Desde la sanción de esta Ley cédese a los Departamentos el cincuenta por ciento (50 por 100) del producto bruto del impuesto de consumo, y además la nación preconoce a favor de tales entidades la diferencia que a cargo de sus fiscos respectivos resulte entre el valor de los perjuicios que les causen la lucha antialcohólica y el producto del referido cincuenta por ciento (50 por 100) de dicho impuesto.
Para garantizar a los Departamentos el pago puntual y efectivo de dicha participación, el Gobierno establecerá el control necesario por medio de guías de consumo para el tránsito de un Departamento a otro, de los Artículos gravados.

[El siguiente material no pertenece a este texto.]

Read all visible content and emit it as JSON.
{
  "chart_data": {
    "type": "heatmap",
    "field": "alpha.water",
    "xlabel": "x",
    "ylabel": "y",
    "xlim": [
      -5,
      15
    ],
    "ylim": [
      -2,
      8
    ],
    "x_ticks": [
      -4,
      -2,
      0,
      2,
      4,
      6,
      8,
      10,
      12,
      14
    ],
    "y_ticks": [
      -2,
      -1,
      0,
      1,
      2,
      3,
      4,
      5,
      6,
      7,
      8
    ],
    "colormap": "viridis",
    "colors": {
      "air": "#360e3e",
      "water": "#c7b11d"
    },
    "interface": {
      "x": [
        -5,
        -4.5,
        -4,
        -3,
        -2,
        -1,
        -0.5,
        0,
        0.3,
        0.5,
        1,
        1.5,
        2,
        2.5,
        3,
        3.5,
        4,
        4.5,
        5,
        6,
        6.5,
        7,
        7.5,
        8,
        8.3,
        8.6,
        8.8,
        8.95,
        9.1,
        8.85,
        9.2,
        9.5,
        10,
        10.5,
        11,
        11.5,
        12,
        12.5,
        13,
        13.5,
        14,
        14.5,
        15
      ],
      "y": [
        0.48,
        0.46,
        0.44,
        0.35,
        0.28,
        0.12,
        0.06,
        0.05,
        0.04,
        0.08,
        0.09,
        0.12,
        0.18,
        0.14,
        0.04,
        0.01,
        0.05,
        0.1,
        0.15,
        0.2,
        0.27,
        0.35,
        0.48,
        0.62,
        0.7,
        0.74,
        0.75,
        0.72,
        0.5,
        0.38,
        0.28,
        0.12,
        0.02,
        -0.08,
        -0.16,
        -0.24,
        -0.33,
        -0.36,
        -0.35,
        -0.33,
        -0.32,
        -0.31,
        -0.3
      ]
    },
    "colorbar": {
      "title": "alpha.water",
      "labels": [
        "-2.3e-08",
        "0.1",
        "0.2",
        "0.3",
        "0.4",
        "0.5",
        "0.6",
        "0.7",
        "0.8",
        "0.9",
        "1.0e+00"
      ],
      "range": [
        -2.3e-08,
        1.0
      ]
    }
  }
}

En los primeros diez días de cada mes los Administradores de hacienda Nacional donde estén situadas las fábricas harán la respectiva liquidación y pondrán a la orden de cada Departamento lo que le corresponda por los Artículo consumidos dentro de su territorio.
El Gobierno incorporara en el Presupuesto de rentas para la próxima vigencias el impuesto de consumo, y por el valor calculado de dicho impuesto abrirá créditos extraordinarios a la ley de Apropiaciones, destinando la mitad de ese valor a la pago de la participación de los Departamentos y la otra mitad al pago de las indemnizaciones establecidas en esta Ley.
Del monto global que corresponda a cada Departamento en la participación que se le reconoce el impuesto de consumo de que habla esta Ley, tendrá derecho los Municipios a una participación de veinticinco por ciento (25 por 100), que se liquidara y pagara en proporción al producido del impuesto en cada uno de ellos.